Razavi Mahsa Sadat, Golmohammadi Abdollah, Sedghi Reza, Asghari Ali
Mechanical Engineering of Biosystems Department of Biosystems Engineering Faculty of Agricultural and Natural Resources University of Mohaghegh Ardabili Ardabil Iran.
Department of Biosystems Engineering Faculty of Agricultural and Natural Resources University of Mohaghegh Ardabili Ardabil Iran.
Food Sci Nutr. 2019 Dec 26;8(2):884-893. doi: 10.1002/fsn3.1365. eCollection 2020 Feb.

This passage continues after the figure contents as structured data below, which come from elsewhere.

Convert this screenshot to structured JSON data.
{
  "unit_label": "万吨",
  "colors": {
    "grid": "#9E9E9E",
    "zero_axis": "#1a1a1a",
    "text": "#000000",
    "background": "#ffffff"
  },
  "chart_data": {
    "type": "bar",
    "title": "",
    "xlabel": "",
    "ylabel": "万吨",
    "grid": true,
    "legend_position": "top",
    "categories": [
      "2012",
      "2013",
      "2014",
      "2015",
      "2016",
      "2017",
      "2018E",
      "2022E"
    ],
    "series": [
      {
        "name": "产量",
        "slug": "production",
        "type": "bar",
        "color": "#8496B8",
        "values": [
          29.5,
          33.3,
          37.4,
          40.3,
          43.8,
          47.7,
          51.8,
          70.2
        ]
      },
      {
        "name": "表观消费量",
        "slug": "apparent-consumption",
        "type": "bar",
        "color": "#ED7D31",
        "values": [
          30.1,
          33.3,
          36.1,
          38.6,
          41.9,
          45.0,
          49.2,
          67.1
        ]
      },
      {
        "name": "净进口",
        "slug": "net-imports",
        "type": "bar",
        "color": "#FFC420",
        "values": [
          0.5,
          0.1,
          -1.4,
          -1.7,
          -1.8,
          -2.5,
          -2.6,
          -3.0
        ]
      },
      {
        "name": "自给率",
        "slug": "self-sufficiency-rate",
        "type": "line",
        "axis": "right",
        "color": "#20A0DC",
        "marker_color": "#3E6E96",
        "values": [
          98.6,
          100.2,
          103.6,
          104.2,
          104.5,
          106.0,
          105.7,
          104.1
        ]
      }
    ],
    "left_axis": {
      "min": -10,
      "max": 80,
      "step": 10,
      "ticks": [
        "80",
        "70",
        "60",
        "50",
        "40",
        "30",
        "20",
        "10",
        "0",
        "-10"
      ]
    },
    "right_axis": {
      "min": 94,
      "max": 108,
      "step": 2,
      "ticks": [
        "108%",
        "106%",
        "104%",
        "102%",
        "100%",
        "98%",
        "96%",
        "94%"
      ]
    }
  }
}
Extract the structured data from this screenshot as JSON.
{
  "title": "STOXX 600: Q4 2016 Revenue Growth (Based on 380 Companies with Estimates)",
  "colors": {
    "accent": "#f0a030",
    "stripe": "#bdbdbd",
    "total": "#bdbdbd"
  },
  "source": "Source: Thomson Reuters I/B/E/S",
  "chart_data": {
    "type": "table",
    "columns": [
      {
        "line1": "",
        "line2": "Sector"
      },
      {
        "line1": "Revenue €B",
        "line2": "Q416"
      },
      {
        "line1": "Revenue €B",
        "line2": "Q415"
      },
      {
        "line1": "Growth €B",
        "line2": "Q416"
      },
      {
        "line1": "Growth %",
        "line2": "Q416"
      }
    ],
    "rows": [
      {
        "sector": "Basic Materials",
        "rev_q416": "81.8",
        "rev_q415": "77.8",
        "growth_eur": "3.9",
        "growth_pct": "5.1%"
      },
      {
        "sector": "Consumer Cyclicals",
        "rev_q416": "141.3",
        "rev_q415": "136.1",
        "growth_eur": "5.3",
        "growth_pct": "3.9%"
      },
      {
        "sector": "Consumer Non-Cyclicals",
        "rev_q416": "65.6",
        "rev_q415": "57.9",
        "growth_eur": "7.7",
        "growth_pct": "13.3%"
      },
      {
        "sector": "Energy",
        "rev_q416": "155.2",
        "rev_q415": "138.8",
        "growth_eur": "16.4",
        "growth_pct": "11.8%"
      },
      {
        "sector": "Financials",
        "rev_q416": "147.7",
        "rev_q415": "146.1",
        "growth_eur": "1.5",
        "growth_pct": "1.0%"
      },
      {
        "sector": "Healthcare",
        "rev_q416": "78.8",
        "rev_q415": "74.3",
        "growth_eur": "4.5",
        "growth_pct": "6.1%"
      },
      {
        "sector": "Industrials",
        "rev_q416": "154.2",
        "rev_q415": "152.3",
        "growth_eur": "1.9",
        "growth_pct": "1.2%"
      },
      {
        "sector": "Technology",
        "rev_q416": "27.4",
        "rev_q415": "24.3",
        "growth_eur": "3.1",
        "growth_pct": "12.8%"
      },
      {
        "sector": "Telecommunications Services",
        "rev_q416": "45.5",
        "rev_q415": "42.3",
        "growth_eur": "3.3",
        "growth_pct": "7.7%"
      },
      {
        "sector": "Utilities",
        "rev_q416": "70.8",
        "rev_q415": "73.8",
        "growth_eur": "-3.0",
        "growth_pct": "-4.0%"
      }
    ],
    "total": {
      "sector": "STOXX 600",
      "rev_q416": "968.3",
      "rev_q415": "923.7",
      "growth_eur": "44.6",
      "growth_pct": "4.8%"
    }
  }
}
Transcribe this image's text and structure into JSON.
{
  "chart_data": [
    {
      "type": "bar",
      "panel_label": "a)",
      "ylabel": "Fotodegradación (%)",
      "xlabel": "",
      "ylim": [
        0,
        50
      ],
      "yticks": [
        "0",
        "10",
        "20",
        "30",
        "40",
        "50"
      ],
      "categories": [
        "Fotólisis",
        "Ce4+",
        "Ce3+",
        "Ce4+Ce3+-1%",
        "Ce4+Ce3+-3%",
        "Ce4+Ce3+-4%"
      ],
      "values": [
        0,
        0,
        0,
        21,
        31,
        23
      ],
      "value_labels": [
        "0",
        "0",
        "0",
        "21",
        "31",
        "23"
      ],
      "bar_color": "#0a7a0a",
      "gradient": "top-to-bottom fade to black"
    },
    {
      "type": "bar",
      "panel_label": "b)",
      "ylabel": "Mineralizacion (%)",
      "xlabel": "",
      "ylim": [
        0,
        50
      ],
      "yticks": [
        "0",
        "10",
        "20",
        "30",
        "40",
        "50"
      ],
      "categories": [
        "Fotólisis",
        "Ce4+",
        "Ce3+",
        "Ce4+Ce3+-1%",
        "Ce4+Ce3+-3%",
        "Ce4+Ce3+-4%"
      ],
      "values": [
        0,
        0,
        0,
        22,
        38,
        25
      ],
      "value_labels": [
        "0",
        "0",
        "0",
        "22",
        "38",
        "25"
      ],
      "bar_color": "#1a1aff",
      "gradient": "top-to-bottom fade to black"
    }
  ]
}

Bruises occur under both static and dynamic loadings when the imposed stress on fruit goes over the failure stress of the fruit tissue. Bruise damage is the main reason for fruit quality loss. In this study, the potential of artificial neural network (ANN), adaptive neuro-fuzzy inference system (ANFIS), and multiple regression (MR) techniques to predict bruise volume propagation of pears during the storage time was evaluated. For this purpose, at first, the radius of curvature at loading region was obtained. Samples were divided into five groups and subjected to five force levels. Then, they were kept under storage conditions and at 7-time intervals after loading tests, bruise volume was calculated using magnetic resonance imaging (MRI) and image processing techniques. Force, storage time, and radius of curvature at loading region were employed as input variables, and bruise volume (BV) was considered as output in the developed models. Multilayer perceptron (MLP) artificial neural network with three layers that includes an input layer (three neurons), two hidden layers (two and nine neurons), and one output layer was used. For the evaluation of models, three criteria (RMSE, VAF, and ) were calculated. ANN and MR gave the highest and lowest correlation between predicted and actual values, respectively. These results indicate that the ANN techniques can be used to predict pear bruising propagation in storage time.
当施加在水果上的应力超过水果组织的破坏应力时,无论是在静态还是动态载荷下都会出现瘀伤。瘀伤损害是水果品质下降的主要原因。在本研究中,评估了人工神经网络(ANN)、自适应神经模糊推理系统(ANFIS)和多元回归(MR)技术预测梨在储存期间瘀伤体积扩展的潜力。为此,首先获取加载区域的曲率半径。将样本分为五组,并施加五个力水平。然后,将它们置于储存条件下,并在加载测试后的7个时间间隔,使用磁共振成像(MRI)和图像处理技术计算瘀伤体积。将力、储存时间和加载区域的曲率半径用作输入变量,在开发的模型中,将瘀伤体积(BV)视为输出。使用了具有三层的多层感知器(MLP)人工神经网络,包括一个输入层(三个神经元)、两个隐藏层(两个和九个神经元)和一个输出层。为了评估模型,计算了三个标准(RMSE、VAF和 )。ANN和MR分别在预测值和实际值之间给出了最高和最低的相关性。这些结果表明,ANN技术可用于预测梨在储存期间的瘀伤扩展情况。